Berita   -

Apa Kabar Petani Anambas ? (Tajuk Redaksi Anambas Pos)

Dibaca: 202 x

Petani cengkeh saat panen. Harga Cengkeh menurun di Anambas

12 tahun sudah Kepulauan Anambas berubah menjadi sebuah kabupaten baru, yang dulunya hanyalah terdiri dari beberapa kecamatan, saat bergabung dengan kabupaten induk Natuna.Jauh sebelumnya, Kawasan Kepulauan Anambas, hanyalah terdiri dari dua kecamatan asal yaitu Kecamatan Siantan dan Kecamatan Jemaja, yang pada ketika itu masih tergabung dalam satu kawasan Pulau Tujuh. Sebuah nama yang memiliki historis yang kini tinggal kenangan.

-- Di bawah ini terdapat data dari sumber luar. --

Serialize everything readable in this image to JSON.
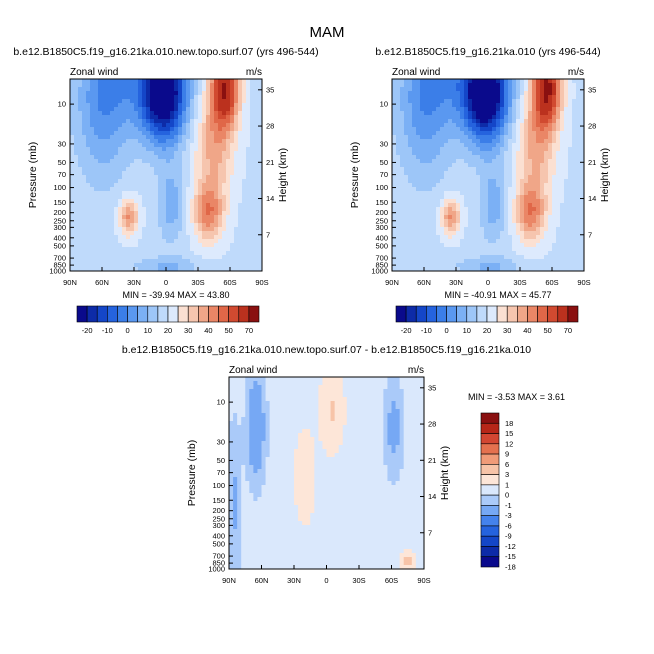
{
  "figure_title": "MAM",
  "chart_data": [
    {
      "type": "heatmap",
      "title": "b.e12.B1850C5.f19_g16.21ka.010.new.topo.surf.07 (yrs 496-544)",
      "left_label": "Zonal wind",
      "right_label": "m/s",
      "ylabel": "Pressure (mb)",
      "y2label": "Height (km)",
      "x_ticks": [
        "90N",
        "60N",
        "30N",
        "0",
        "30S",
        "60S",
        "90S"
      ],
      "y_ticks": [
        "10",
        "30",
        "50",
        "70",
        "100",
        "150",
        "200",
        "250",
        "300",
        "400",
        "500",
        "700",
        "850",
        "1000"
      ],
      "y2_ticks": [
        "35",
        "28",
        "21",
        "14",
        "7"
      ],
      "stats": "MIN = -39.94   MAX =  43.80",
      "colorbar_labels": [
        "-20",
        "-10",
        "0",
        "10",
        "20",
        "30",
        "40",
        "50",
        "70"
      ],
      "features": [
        {
          "lat": 0,
          "plev": 12,
          "value": -38
        },
        {
          "lat": -55,
          "plev": 10,
          "value": 40
        },
        {
          "lat": 35,
          "plev": 220,
          "value": 20
        },
        {
          "lat": -45,
          "plev": 220,
          "value": 25
        }
      ]
    },
    {
      "type": "heatmap",
      "title": "b.e12.B1850C5.f19_g16.21ka.010 (yrs 496-544)",
      "left_label": "Zonal wind",
      "right_label": "m/s",
      "ylabel": "Pressure (mb)",
      "y2label": "Height (km)",
      "x_ticks": [
        "90N",
        "60N",
        "30N",
        "0",
        "30S",
        "60S",
        "90S"
      ],
      "y_ticks": [
        "10",
        "30",
        "50",
        "70",
        "100",
        "150",
        "200",
        "250",
        "300",
        "400",
        "500",
        "700",
        "850",
        "1000"
      ],
      "y2_ticks": [
        "35",
        "28",
        "21",
        "14",
        "7"
      ],
      "stats": "MIN = -40.91   MAX =  45.77",
      "colorbar_labels": [
        "-20",
        "-10",
        "0",
        "10",
        "20",
        "30",
        "40",
        "50",
        "70"
      ],
      "features": [
        {
          "lat": 0,
          "plev": 12,
          "value": -40
        },
        {
          "lat": -55,
          "plev": 10,
          "value": 42
        },
        {
          "lat": 35,
          "plev": 220,
          "value": 20
        },
        {
          "lat": -45,
          "plev": 220,
          "value": 28
        }
      ]
    },
    {
      "type": "heatmap",
      "title": "b.e12.B1850C5.f19_g16.21ka.010.new.topo.surf.07 - b.e12.B1850C5.f19_g16.21ka.010",
      "left_label": "Zonal wind",
      "right_label": "m/s",
      "ylabel": "Pressure (mb)",
      "y2label": "Height (km)",
      "x_ticks": [
        "90N",
        "60N",
        "30N",
        "0",
        "30S",
        "60S",
        "90S"
      ],
      "y_ticks": [
        "10",
        "30",
        "50",
        "70",
        "100",
        "150",
        "200",
        "250",
        "300",
        "400",
        "500",
        "700",
        "850",
        "1000"
      ],
      "y2_ticks": [
        "35",
        "28",
        "21",
        "14",
        "7"
      ],
      "stats": "MIN =  -3.53   MAX =   3.61",
      "colorbar_labels": [
        "18",
        "15",
        "12",
        "9",
        "6",
        "3",
        "1",
        "0",
        "-1",
        "-3",
        "-6",
        "-9",
        "-12",
        "-15",
        "-18"
      ],
      "features": [
        {
          "lat": 65,
          "plev": 20,
          "value": -3.5
        },
        {
          "lat": -5,
          "plev": 15,
          "value": 3
        },
        {
          "lat": -75,
          "plev": 800,
          "value": 3.6
        }
      ]
    }
  ],
  "palettes": {
    "absolute": [
      "#0a0a8c",
      "#0d2ba8",
      "#1446c8",
      "#2563de",
      "#3b7ee8",
      "#5a98f0",
      "#7bb0f5",
      "#9dc6f8",
      "#bfdafb",
      "#ddeafd",
      "#fbe0d2",
      "#f6c5ae",
      "#f0a688",
      "#ea8666",
      "#e06748",
      "#d14a30",
      "#bb311e",
      "#8a1010"
    ],
    "difference": [
      "#0a0a8c",
      "#0d2ba8",
      "#1446c8",
      "#2563de",
      "#4482ec",
      "#76a8f4",
      "#aacaf9",
      "#dae8fc",
      "#fde6d8",
      "#f7c4a8",
      "#f09b78",
      "#e4714f",
      "#d24632",
      "#b62618",
      "#8a1010"
    ]
  }
}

Masa itu, segala akses dan infrastruktur sangat terbatas. Mulai dari akses transportasi, informasi hingga komunikasi yang sangat minim dan sulit. Hebatnya, masyarakat kala itu, tidak bergantung hidupnya dengan pemerintah dalam memperoleh penghasilan. Cukup dengan bertani dan memancing ikan, mampu menghidupkan keluarganya, membesarkan dan menyekolahkan anak-anaknya. Tidak terlalu mencolok kesenjangan pada masa itu.

Antara menjadi petani dan nelayan, masyarakat pada priode itu, sangat masih berimbang penghasilannya, walau memang itu pun tidaklah juga besar-besar sangat. Jika siang hari, biasanya mereka pergi ke kebun, meng-asap dan membersihkan lahan kebun. Bercocok tanam seperti bertanam lada, pisang, aneka ubi, sayur mayur, aneka buah, cengkeh, karet, kelapa, padi dan beberapa komoditas pertanian lainnya.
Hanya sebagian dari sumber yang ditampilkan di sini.